Ammonia not only negatively affects the cuticle of the hair, it also damages an amino acid or protein called tyrosine which is found inside the hair shaft. Tyrosine is responsible for producing melanin (the natural pigment in the hair shaft). When the Tyrosine is damaged the hair's ability to hold onto color is greatly reduced or eliminated altogether.

When you introduce color into the hair shaft without damaging the tyrosine, as done with Organic Color Systems, the color will last longer because the color has something to bond to.
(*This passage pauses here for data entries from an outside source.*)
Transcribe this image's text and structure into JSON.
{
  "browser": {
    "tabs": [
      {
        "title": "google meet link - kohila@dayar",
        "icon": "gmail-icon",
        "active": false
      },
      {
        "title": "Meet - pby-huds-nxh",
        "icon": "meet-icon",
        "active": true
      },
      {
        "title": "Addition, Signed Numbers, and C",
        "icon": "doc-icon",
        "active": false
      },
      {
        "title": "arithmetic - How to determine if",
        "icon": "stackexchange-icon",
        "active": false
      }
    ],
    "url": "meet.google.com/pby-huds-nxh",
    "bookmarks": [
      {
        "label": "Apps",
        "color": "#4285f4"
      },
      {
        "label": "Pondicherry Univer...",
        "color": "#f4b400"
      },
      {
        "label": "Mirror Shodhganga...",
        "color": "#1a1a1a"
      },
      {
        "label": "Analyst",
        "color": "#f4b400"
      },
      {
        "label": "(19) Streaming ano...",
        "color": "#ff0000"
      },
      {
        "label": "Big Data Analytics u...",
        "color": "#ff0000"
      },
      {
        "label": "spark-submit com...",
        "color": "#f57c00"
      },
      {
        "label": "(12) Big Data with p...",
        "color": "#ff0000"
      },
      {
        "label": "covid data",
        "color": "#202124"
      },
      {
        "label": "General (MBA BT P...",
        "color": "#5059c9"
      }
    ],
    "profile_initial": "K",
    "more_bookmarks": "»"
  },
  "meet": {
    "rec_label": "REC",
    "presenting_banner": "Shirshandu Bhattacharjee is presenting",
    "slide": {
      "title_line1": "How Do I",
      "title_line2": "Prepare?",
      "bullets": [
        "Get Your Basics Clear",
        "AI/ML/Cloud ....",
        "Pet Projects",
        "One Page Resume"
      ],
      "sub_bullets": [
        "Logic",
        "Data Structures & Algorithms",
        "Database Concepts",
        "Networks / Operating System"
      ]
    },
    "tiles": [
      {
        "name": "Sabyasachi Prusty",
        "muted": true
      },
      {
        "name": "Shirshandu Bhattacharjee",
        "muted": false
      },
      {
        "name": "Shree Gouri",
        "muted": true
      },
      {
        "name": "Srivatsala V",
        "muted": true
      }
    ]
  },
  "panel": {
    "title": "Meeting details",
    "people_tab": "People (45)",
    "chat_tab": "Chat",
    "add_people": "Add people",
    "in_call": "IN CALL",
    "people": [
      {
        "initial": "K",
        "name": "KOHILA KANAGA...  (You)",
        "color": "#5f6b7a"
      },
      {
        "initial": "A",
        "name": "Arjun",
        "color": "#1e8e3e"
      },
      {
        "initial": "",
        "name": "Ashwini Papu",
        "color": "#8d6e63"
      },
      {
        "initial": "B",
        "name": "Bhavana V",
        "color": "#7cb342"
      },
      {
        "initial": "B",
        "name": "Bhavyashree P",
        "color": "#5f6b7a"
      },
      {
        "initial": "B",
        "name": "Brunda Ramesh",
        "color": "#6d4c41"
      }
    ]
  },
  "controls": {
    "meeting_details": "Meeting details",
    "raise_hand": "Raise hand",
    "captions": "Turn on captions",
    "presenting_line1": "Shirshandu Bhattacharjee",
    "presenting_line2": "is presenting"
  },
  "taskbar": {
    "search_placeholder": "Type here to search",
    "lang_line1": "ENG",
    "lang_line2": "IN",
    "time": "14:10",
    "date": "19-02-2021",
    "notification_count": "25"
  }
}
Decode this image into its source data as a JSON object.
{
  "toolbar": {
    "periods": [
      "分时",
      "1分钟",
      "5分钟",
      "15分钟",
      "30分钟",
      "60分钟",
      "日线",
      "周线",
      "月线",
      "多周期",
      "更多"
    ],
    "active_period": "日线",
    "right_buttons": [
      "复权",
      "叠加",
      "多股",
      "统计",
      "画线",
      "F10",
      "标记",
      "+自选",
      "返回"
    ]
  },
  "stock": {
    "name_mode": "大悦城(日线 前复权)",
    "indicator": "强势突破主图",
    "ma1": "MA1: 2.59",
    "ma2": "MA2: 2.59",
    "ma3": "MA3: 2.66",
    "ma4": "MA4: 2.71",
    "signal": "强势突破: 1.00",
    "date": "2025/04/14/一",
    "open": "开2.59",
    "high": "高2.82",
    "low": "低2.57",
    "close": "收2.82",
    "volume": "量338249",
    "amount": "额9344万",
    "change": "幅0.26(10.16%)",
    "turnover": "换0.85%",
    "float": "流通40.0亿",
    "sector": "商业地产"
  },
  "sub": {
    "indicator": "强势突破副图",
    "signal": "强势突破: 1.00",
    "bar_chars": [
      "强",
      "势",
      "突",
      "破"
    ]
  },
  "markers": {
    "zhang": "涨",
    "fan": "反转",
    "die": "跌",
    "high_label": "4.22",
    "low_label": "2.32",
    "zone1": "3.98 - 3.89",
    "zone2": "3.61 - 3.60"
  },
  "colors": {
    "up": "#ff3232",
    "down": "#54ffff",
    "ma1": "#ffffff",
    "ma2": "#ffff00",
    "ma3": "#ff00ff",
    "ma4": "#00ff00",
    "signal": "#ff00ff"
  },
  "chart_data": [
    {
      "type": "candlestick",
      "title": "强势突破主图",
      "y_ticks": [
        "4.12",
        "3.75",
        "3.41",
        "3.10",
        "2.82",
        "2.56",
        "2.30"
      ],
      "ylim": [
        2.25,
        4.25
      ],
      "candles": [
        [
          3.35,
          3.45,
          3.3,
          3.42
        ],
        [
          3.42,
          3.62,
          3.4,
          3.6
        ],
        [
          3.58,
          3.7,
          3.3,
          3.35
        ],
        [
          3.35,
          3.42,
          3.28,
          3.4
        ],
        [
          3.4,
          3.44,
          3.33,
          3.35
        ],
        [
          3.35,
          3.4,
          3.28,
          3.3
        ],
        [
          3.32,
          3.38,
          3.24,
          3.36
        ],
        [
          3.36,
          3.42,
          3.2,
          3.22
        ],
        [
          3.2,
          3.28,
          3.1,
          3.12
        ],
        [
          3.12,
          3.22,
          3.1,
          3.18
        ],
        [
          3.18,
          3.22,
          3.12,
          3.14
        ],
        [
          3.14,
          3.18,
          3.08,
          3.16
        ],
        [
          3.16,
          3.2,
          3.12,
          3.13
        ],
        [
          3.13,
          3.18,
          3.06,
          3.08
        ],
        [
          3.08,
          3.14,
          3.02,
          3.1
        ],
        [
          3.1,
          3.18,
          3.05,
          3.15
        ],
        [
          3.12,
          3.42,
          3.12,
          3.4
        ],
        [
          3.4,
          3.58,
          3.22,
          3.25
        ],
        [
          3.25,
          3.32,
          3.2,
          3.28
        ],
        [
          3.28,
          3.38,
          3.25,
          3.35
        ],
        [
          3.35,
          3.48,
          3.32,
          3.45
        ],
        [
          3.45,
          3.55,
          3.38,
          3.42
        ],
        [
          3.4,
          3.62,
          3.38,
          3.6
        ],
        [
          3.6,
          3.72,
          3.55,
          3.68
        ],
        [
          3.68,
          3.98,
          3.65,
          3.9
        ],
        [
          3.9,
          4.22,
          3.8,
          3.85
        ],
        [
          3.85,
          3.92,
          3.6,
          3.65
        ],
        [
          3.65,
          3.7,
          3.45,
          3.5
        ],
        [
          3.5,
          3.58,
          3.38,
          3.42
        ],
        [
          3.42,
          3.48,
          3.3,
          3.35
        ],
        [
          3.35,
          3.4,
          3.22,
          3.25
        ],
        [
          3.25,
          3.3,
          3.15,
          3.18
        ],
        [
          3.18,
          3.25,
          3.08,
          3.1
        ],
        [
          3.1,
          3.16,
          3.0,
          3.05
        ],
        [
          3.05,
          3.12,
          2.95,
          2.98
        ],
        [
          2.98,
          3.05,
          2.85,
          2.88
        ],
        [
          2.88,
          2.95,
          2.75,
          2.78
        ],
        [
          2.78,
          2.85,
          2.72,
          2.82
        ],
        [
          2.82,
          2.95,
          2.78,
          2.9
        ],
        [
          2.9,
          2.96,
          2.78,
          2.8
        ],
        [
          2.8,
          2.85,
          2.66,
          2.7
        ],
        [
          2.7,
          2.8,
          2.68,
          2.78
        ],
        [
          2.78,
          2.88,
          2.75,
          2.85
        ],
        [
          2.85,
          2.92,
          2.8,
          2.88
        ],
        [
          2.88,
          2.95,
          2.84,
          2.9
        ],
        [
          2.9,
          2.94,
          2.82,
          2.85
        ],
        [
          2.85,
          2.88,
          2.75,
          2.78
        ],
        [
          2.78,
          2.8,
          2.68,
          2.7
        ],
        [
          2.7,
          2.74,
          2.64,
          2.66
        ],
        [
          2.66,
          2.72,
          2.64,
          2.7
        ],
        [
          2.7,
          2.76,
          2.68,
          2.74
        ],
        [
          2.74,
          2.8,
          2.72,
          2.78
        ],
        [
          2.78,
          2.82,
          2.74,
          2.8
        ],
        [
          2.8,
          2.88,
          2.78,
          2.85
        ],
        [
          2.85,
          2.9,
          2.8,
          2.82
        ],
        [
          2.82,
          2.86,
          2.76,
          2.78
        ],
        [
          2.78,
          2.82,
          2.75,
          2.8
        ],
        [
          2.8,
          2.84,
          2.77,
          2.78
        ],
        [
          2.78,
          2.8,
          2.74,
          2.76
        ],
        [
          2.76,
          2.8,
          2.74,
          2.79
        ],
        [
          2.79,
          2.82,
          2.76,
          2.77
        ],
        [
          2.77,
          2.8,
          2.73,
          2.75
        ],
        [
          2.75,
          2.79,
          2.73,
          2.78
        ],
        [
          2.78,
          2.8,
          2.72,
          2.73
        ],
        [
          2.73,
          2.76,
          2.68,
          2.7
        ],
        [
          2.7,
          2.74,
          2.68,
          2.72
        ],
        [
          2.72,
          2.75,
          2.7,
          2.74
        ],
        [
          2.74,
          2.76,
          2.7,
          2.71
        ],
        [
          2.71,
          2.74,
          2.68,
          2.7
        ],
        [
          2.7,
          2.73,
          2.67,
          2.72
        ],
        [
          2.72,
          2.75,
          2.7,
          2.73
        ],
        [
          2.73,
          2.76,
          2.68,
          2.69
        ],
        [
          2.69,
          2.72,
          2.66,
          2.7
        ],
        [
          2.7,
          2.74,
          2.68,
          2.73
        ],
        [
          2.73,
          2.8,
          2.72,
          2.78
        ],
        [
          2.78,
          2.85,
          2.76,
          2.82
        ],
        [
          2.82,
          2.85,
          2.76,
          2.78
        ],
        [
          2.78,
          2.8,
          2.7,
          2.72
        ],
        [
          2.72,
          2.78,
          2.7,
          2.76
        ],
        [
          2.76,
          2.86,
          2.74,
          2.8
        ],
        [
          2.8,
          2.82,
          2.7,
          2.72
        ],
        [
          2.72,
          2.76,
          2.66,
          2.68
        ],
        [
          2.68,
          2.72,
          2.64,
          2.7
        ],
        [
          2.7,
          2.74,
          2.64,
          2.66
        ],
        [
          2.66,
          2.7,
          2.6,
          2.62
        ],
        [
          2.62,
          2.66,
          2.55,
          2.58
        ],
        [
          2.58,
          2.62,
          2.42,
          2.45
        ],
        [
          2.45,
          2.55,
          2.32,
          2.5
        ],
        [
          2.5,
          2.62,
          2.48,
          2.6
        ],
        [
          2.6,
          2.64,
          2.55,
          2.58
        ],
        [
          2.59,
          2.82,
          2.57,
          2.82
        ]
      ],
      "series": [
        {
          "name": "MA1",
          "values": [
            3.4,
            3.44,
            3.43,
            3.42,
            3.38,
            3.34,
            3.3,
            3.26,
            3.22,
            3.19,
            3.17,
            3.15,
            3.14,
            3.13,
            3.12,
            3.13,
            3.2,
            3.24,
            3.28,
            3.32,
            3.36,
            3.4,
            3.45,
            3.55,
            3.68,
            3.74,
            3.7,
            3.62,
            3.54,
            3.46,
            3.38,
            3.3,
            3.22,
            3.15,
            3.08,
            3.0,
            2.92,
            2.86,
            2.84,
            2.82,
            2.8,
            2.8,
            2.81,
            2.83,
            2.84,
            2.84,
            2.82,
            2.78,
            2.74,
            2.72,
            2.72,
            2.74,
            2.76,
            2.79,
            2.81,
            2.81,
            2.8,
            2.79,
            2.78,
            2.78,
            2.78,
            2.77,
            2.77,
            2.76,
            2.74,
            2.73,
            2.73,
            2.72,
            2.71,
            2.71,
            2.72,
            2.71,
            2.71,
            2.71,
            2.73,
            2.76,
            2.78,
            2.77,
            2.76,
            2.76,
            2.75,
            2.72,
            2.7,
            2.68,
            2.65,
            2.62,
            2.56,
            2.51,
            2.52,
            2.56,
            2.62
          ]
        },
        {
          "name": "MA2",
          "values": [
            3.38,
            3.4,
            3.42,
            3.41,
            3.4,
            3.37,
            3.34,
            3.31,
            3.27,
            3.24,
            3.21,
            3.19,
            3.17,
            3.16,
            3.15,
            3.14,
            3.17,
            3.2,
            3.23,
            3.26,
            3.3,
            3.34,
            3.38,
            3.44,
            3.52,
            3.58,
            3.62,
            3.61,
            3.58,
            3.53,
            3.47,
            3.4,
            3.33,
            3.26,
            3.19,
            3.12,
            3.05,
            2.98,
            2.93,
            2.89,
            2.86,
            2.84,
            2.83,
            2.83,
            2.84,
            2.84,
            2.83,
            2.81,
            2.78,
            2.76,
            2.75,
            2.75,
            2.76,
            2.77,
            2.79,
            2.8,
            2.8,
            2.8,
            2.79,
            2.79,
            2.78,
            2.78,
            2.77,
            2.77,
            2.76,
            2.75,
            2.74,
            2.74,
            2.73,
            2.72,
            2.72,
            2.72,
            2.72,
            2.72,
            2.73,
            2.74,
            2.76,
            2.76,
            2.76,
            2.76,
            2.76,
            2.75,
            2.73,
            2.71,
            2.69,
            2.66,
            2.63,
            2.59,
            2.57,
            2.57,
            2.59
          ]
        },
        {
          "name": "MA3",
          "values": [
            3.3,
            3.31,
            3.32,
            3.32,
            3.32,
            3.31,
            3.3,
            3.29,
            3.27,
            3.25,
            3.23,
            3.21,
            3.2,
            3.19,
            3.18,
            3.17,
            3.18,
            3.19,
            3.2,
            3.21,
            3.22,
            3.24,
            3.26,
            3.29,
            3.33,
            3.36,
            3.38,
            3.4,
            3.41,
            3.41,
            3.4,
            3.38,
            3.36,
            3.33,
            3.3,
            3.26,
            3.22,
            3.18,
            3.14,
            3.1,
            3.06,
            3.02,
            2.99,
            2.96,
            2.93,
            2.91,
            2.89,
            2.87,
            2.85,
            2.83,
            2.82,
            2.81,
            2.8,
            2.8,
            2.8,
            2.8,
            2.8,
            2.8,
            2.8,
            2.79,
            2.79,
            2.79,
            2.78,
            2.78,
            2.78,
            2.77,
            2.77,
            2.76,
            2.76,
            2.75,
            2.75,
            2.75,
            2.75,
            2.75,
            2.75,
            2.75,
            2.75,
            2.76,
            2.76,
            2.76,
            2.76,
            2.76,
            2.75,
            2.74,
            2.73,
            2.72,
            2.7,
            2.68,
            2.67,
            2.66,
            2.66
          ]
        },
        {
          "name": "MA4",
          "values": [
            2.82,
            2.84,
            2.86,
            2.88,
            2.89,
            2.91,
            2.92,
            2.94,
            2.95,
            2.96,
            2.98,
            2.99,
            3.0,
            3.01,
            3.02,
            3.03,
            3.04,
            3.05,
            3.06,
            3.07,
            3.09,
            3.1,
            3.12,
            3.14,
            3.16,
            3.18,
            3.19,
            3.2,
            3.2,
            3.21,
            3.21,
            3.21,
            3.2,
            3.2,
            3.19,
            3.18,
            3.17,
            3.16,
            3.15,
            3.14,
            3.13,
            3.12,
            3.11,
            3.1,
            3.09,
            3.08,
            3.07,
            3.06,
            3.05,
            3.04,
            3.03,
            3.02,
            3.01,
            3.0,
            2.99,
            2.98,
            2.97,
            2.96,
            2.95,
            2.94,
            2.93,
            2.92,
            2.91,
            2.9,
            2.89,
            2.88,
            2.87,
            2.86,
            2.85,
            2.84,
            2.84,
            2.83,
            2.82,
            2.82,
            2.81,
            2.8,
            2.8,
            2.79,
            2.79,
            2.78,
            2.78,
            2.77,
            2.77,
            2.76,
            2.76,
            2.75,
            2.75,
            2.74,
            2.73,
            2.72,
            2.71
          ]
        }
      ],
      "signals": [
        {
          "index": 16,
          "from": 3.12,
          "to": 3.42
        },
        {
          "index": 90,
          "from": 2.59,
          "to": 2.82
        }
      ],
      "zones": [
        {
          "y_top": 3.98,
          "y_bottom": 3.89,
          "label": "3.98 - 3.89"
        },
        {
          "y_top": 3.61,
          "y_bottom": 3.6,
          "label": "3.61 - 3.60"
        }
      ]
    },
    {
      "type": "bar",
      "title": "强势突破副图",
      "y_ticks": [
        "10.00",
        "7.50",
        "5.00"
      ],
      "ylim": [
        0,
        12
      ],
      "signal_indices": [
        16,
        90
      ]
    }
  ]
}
Without ammonia the results are superior in every way.

Rather than ammonia, Organic Color Systems uses a compound with a similar molecular structure to ammonia known as monoethanolamine which is orderless and has a much less volatile Ph characteristic than any ammonia chemical. The more stable Ph profile makes monoethanolamine much more stable and less corrosive than ammonia. Because of its safer, more stable, and less corrosive characteristics, this alternative is also replacing ammonia in several industrial applications. Combining this with its orderless property makes monoethanolamine an ideal alternative to hair coloring.

While Organic Color Systems only uses small traces of monoethanolamine, the other organic and natural ingredients of their well-researched and highly-effective formula enable a salon professional to properly prepare the ideal canvas for their artistic work. Organic Color Systems gently prepares the clients hair shaft to naturally accept the color pigmentation delivered by this revolutionary system of hair coloring. Because the hair shaft is not blasted open, the structural integrity of the clients hair (or the salon professional's canvas) is maintained enabling an outcome that is undeniably refreshing. Healthy, natural looking, manageable, and incredibly styled hair in with the exact style the client desires!